The medical technology (MedTech) segment has been subject to a gamut of factors that’s forcing it to change, and this process begins with managing a demand for rigorous regulations and burgeoning cost pressures to operational roadblocks stemming from an all-encompassing need for merging stakeholders’ efficiencies. Industry players are being led to quicken the pace of the digitalisation of their entire systems in order to match the new consumer needs and for business expansion purposes.

Even in pre-COVID times, Business 4.0 technologies such as wearable devices, the IoT, etc., were gradually transitioning into the mainstream healthcare sphere. Since the advent of the virus, MedTech has been thrust into the spotlight of transformation without a preamble. In the pandemic, news revolved around the necessity of critical products such as testing equipment, protective gears, wearable devices, ventilators or the scarcity there of.  With business as usual disrupted completely, the sector has to turn to disruptive models over traditional ones to find their feet in this new normal. While this cascading effect has been noted across the value chain, be it in sales and marketing, manufacturing, R&D, or supply chain, the medical device fraternity has felt the effects particularly strongly.

IoT and connectedness in manufacturing and distribution

In the immediate aftermath of COVID-19, MedTech worked at various means of maintaining hygiene and safety through safety suits and tests, and boosting home-patient care and post-infection care facilities by providing various wearable gadgets, collapsible beds, portable ventilators, etc. In 2021, stakeholders took cognisance of the dynamic situation and its long-reaching impact to formulate and rework policies and regulations to prepare for the future and optimise inventories and costs in order to have a better grip on the global scenario. So, supply chains became diversified and product portfolios were rationalised to combat risk, while adoption of digital tools to ease remote collaboration, strategic sourcing, and redistributed manufacturing with a view to manufacture products geographically closer to the markets were happening at the back-end. Change with a purpose was all that differentiated the good from the mediocre players.

Telemedicine and remote monitoring: The new frontier

If there’s one frontier that the pandemic has completely changed, it’s the narrative of seeking medical consultation by moving it majorly online. Hence, the frequent use of wearable devices, telehealth, electronic medical records powered by blockchain technology, and innovative manufacturing techniques by leveraging technology such as 3D printing that sounded light years away is now a reality. With so much data being collected, Big Data will have to necessarily be employed to segregate and mine important analysis that will drive further changes in MedTech, while keeping wellness at the centre of healthcare.
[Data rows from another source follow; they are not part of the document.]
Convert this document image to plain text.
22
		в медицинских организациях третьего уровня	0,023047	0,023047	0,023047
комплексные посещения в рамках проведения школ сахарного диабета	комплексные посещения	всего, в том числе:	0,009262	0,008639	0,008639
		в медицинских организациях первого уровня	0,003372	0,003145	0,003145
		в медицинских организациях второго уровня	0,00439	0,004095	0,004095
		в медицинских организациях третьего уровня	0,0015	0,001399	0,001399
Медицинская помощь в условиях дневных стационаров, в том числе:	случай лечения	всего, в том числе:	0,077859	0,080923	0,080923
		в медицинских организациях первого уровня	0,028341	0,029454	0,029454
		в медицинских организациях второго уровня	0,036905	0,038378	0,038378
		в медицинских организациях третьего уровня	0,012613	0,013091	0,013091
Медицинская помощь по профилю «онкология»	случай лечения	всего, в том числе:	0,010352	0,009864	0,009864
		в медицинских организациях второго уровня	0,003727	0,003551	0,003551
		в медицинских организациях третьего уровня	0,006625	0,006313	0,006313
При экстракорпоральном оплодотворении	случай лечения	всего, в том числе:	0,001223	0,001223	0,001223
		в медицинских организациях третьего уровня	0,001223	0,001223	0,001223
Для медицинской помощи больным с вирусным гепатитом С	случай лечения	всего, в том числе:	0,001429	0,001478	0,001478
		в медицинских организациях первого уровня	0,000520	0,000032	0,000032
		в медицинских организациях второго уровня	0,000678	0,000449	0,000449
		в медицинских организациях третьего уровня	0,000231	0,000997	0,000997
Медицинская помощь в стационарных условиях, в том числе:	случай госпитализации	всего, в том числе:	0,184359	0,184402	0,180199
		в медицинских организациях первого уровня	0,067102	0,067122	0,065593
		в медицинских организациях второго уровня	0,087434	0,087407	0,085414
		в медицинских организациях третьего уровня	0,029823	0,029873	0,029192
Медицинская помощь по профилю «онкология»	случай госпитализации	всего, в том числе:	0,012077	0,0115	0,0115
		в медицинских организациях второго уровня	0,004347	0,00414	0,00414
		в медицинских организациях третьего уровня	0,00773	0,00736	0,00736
Softening the digital transformation for consumers

With the new-age health system constantly changing and getting upgraded very frequently, patients are bound to be concerned about how to adapt to them. While

The system being constructed will have wellness and the consumer at it hearts, and more importantly will be completely digitally connected, the medical devices sector will also have to play a key role. From being an overlooked segment to becoming the lifeblood of healthcare, the devices sector has been thrust to the forefront of the changing industry as its ambassador.
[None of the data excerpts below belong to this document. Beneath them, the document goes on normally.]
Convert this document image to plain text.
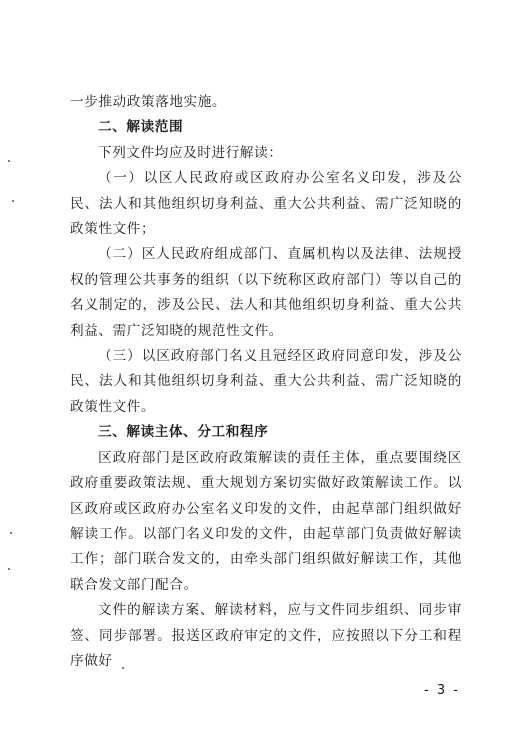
一步推动政策落地实施。

二、解读范围

下列文件均应及时进行解读：

（一）以区人民政府或区政府办公室名义印发，涉及公民、法人和其他组织切身利益、重大公共利益、需广泛知晓的政策性文件；

（二）区人民政府组成部门、直属机构以及法律、法规授权的管理公共事务的组织（以下统称区政府部门）等以自己的名义制定的，涉及公民、法人和其他组织切身利益、重大公共利益、需广泛知晓的规范性文件。

（三）以区政府部门名义且冠经区政府同意印发，涉及公民、法人和其他组织切身利益、重大公共利益、需广泛知晓的政策性文件。

三、解读主体、分工和程序

区政府部门是区政府政策解读的责任主体，重点要围绕区政府重要政策法规、重大规划方案切实做好政策解读工作。以区政府或区政府办公室名义印发的文件，由起草部门组织做好解读工作。以部门名义印发的文件，由起草部门负责做好解读工作；部门联合发文的，由牵头部门组织做好解读工作，其他联合发文部门配合。

文件的解读方案、解读材料，应与文件同步组织、同步审签、同步部署。报送区政府审定的文件，应按照以下分工和程序做好

- 3 -
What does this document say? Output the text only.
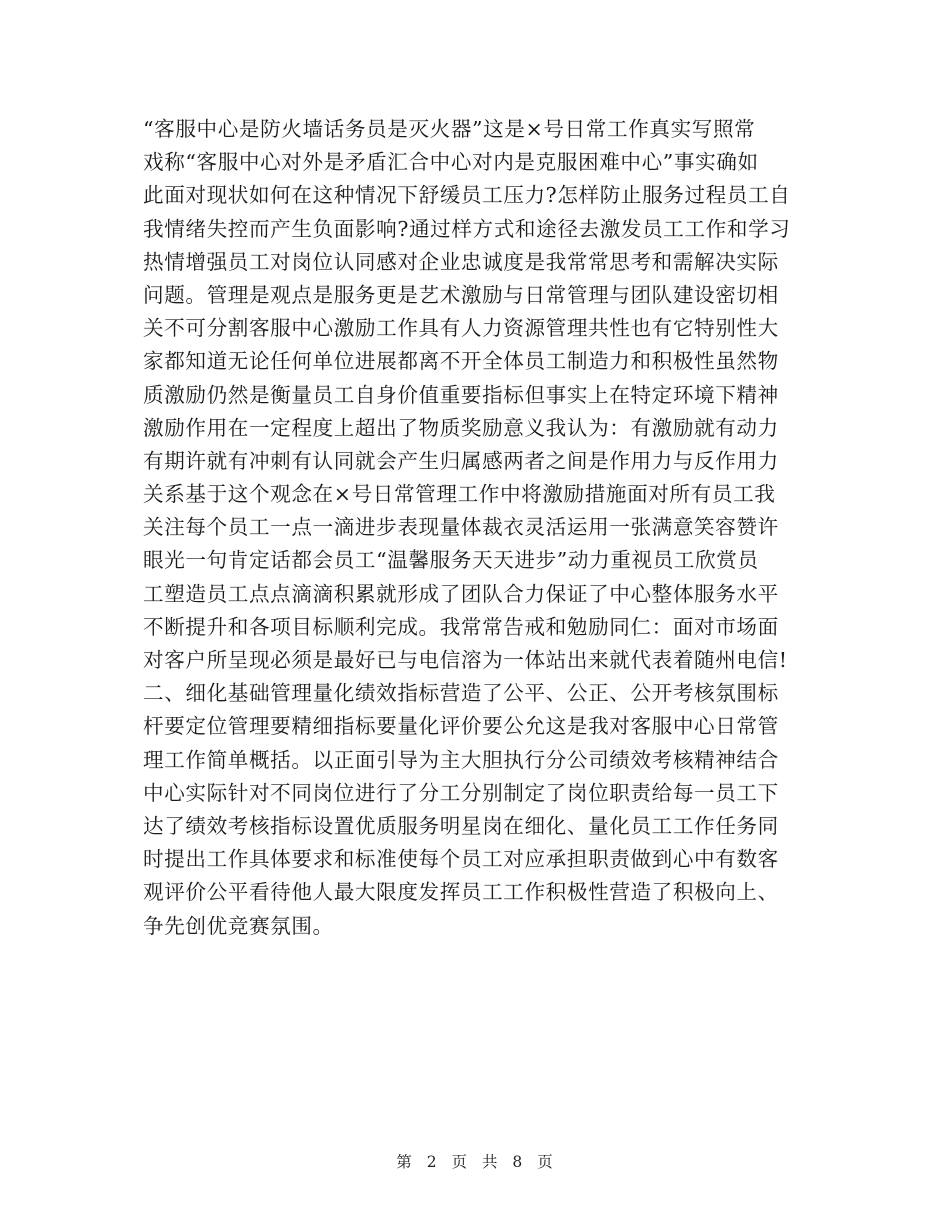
“客服中心是防火墙话务员是灭火器”这是×号日常工作真实写照常
戏称“客服中心对外是矛盾汇合中心对内是克服困难中心”事实确如
此面对现状如何在这种情况下舒缓员工压力?怎样防止服务过程员工自
我情绪失控而产生负面影响?通过样方式和途径去激发员工工作和学习
热情增强员工对岗位认同感对企业忠诚度是我常常思考和需解决实际
问题。管理是观点是服务更是艺术激励与日常管理与团队建设密切相
关不可分割客服中心激励工作具有人力资源管理共性也有它特别性大
家都知道无论任何单位进展都离不开全体员工制造力和积极性虽然物
质激励仍然是衡量员工自身价值重要指标但事实上在特定环境下精神
激励作用在一定程度上超出了物质奖励意义我认为：有激励就有动力
有期许就有冲刺有认同就会产生归属感两者之间是作用力与反作用力
关系基于这个观念在×号日常管理工作中将激励措施面对所有员工我
关注每个员工一点一滴进步表现量体裁衣灵活运用一张满意笑容赞许
眼光一句肯定话都会员工“温馨服务天天进步”动力重视员工欣赏员
工塑造员工点点滴滴积累就形成了团队合力保证了中心整体服务水平
不断提升和各项目标顺利完成。我常常告戒和勉励同仁：面对市场面
对客户所呈现必须是最好已与电信溶为一体站出来就代表着随州电信!
二、细化基础管理量化绩效指标营造了公平、公正、公开考核氛围标
杆要定位管理要精细指标要量化评价要公允这是我对客服中心日常管
理工作简单概括。以正面引导为主大胆执行分公司绩效考核精神结合
中心实际针对不同岗位进行了分工分别制定了岗位职责给每一员工下
达了绩效考核指标设置优质服务明星岗在细化、量化员工工作任务同
时提出工作具体要求和标准使每个员工对应承担职责做到心中有数客
观评价公平看待他人最大限度发挥员工工作积极性营造了积极向上、
争先创优竞赛氛围。
第 2 页 共 8 页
And hence, given the vast transformation healthcare is undergoing, it will be up to the device manufacturers to reinvent themselves into the role of allied health solutions providers. In this role, as they already understand the nature and necessity of digital transformations, they will be responsible for explaining the significance of these innovations to the consumers in a reassuring manner. These players will have to make each disruption accessible, affordable upgrades to how things were traditionally and also help build awareness and trust around them.

The way ahead

How the medical device players respond to the present challenge is what’ll decide their future—for they’ve to embrace purpose and Business 4.0 technology. But those device companies that’ll be able to do so well will create immense value for themselves and emerge as the newly minted adaptable industry leaders that are in sync with the changed world.